CÂMARA CASCUDO, UMA FORMA PRAZEROSA (BRASILEIRA) DE LEITURA –
Luís da Câmara Cascudo, nosso mestre maior da cultura popular, fez de Natal o cenário de vida e sonhos, para si e para seus fabulosos personagens, que revelam a história do Brasil de forma didática e na dinâmica pitoresca do folclore. O escritor e pesquisador potiguar Rostand Medeiros, em obra biográfica, fez alusão ao pai de Câmara Cascudo, que, em 1894, já alferes de polícia, saía em combate aos cangaceiros que assolavam as terras paraibana e potiguar, numa delas, culminou com o cerco e morte do terrível Moita Brava. Muitos povoados e corruptelas, sitiados por impetuosos e irascíveis cangaceiros, tiveram no Tenente Cascudo e sua volante a salvífica reação do Estado naqueles tempos anárquicos de ordem nas lonjuras esquecidas do sertão. O próprio Câmara Cascudo sairia pelo sertão tempos depois a conhecer o cenário que fazia emergir tantas histórias de fundo dramático ou, por extensão, na linha do vozerio ficcional popular.
 
A neta de Câmara Cascudo, e presidente do Instituto Ludovicus, Daliana Cascudo, disse-nos que o avô não só entrou para a Academia Brasileira de Letras, pois sequer tinha vezo de ir ao Rio de Janeiro, então capital do país. Seu tempo precioso se circunscrevia no solo natalense, no seu adorado torrão potiguar. Abraçou o povo brasileiro abraçando o povo do Rio Grande do Norte. Cascudo espalhou teses essencialmente brasileiras, do ritmo e da fabulação, do conto e da mise en scène maior, em páginas pedagógicas e lúdicas, por excelência; modelares processos culturais sincréticos, como o maracatu, o bumba meu boi, a cantoria, o samba de roda. Deu relevo às origens dos nossos mitos e lendas saídos do imaginário notadamente dos folhetins, o cordel, relidos pelo pobre brasileiro da roça. Sua obra maior, o Dicionário do Folclore Brasileiro, texto monumental que fez enlear as narrativas brasileiras, como registrou o jornalista Nelson Freire, além de ser os textos de Cascudo, uma forma gostosa de se ler! Também o escritor Diógenes da Cunha Lima ao chegar a Natal em tenra idade, seu pai, leitor voraz, disse-lhe: “Procure Cascudo. Câmara Cascudo é um rio, o resto é tudo riacho”. Nunca mais esse prolífico escritor da terra potiguar deixou de “beber na fonte” do magno promotor cultural. Cunha Lima ainda seria aluno de Cascudo na cadeira de direito internacional público na Faculdade de Direito de Natal.

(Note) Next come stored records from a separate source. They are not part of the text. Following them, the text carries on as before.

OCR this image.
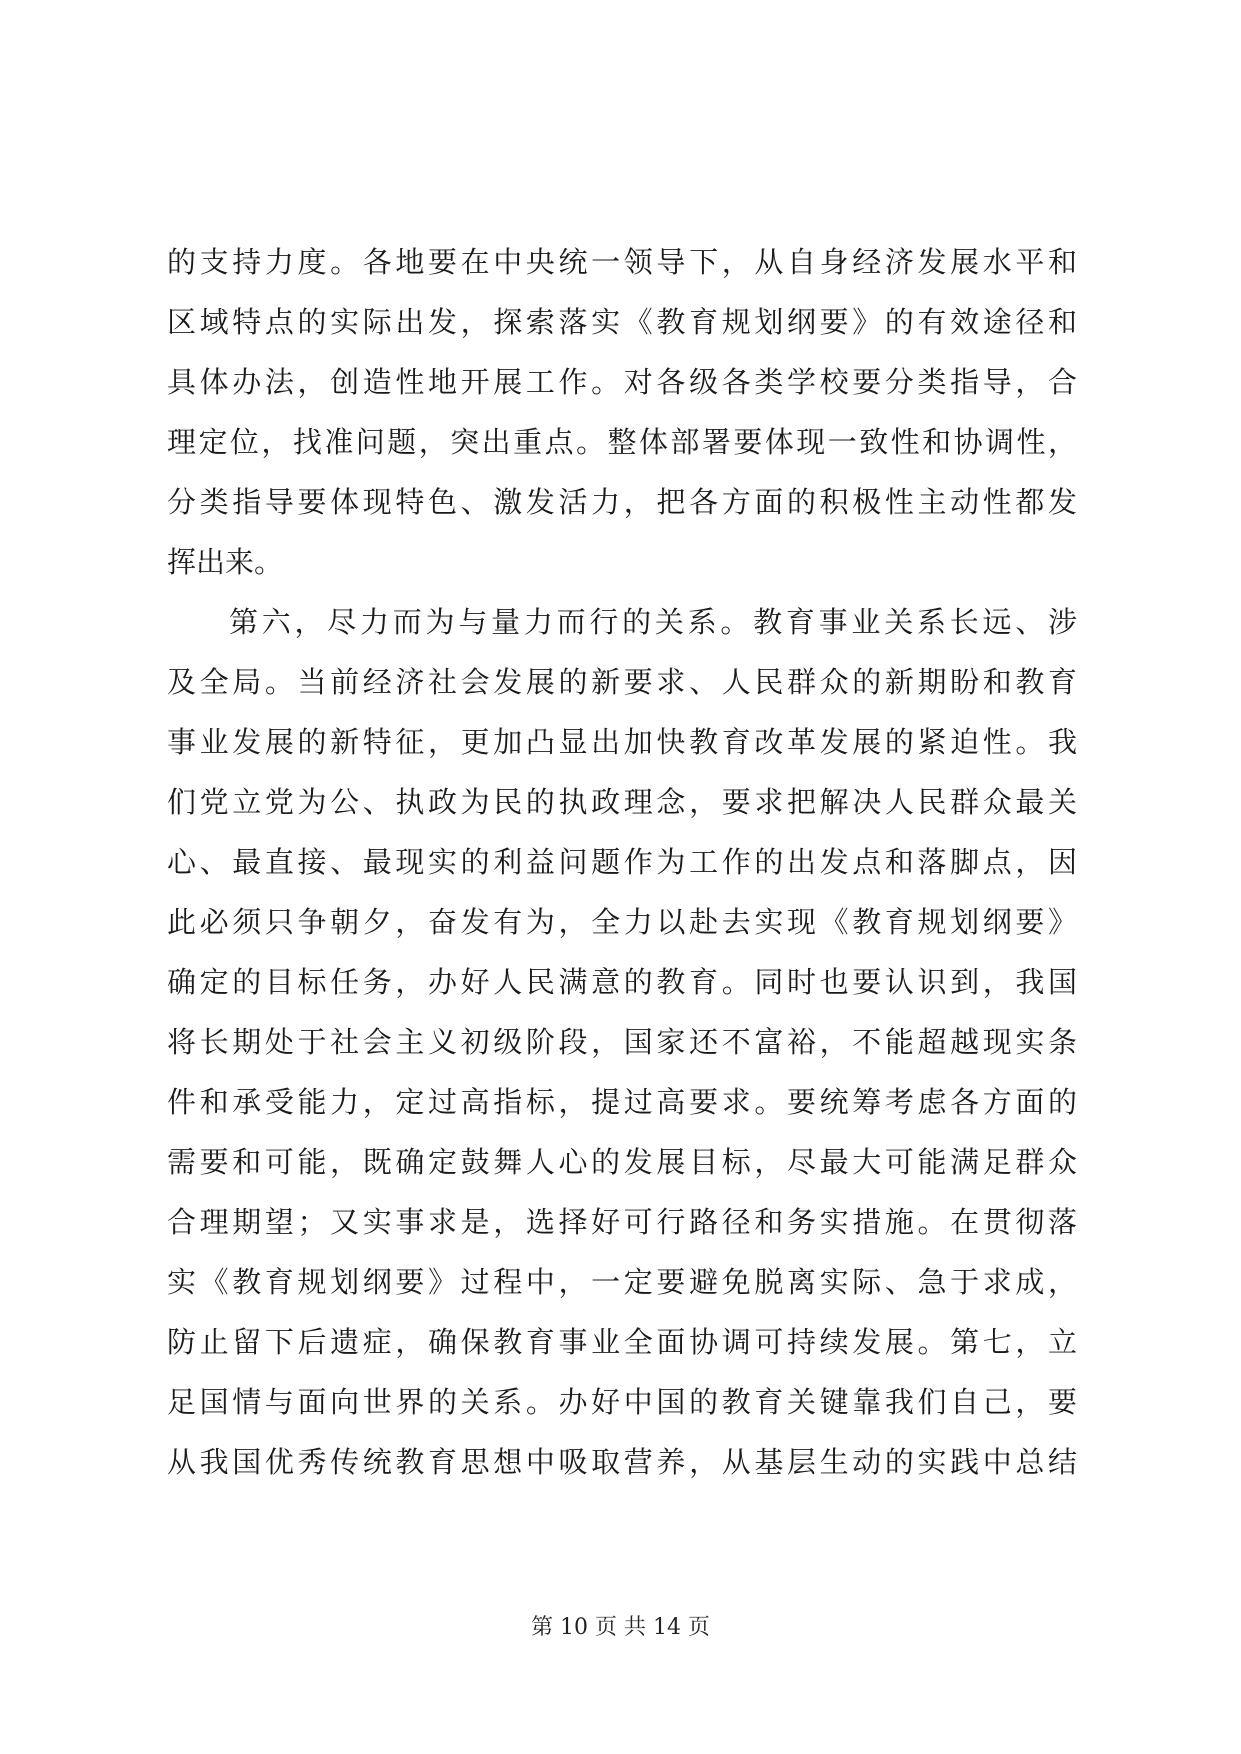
的支持力度。各地要在中央统一领导下，从自身经济发展水平和
区域特点的实际出发，探索落实《教育规划纲要》的有效途径和
具体办法，创造性地开展工作。对各级各类学校要分类指导，合
理定位，找准问题，突出重点。整体部署要体现一致性和协调性，
分类指导要体现特色、激发活力，把各方面的积极性主动性都发
挥出来。
第六，尽力而为与量力而行的关系。教育事业关系长远、涉
及全局。当前经济社会发展的新要求、人民群众的新期盼和教育
事业发展的新特征，更加凸显出加快教育改革发展的紧迫性。我
们党立党为公、执政为民的执政理念，要求把解决人民群众最关
心、最直接、最现实的利益问题作为工作的出发点和落脚点，因
此必须只争朝夕，奋发有为，全力以赴去实现《教育规划纲要》
确定的目标任务，办好人民满意的教育。同时也要认识到，我国
将长期处于社会主义初级阶段，国家还不富裕，不能超越现实条
件和承受能力，定过高指标，提过高要求。要统筹考虑各方面的
需要和可能，既确定鼓舞人心的发展目标，尽最大可能满足群众
合理期望；又实事求是，选择好可行路径和务实措施。在贯彻落
实《教育规划纲要》过程中，一定要避免脱离实际、急于求成，
防止留下后遗症，确保教育事业全面协调可持续发展。第七，立
足国情与面向世界的关系。办好中国的教育关键靠我们自己，要
从我国优秀传统教育思想中吸取营养，从基层生动的实践中总结
第 10 页 共 14 页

Eu, carioca, começando as letras nos anos sessenta, guardo até hoje o, tantas vezes compulsado, Dicionário de Cascudo, como meu pai, Antônio, ainda se referia a que a obra deveria justamente se chamar: Dicionário Cascudiano de Brasilidade. E desse modo, igualmente, passei a beber na fonte brasileiríssima, a partir do ensinamento dessa leitura paterna.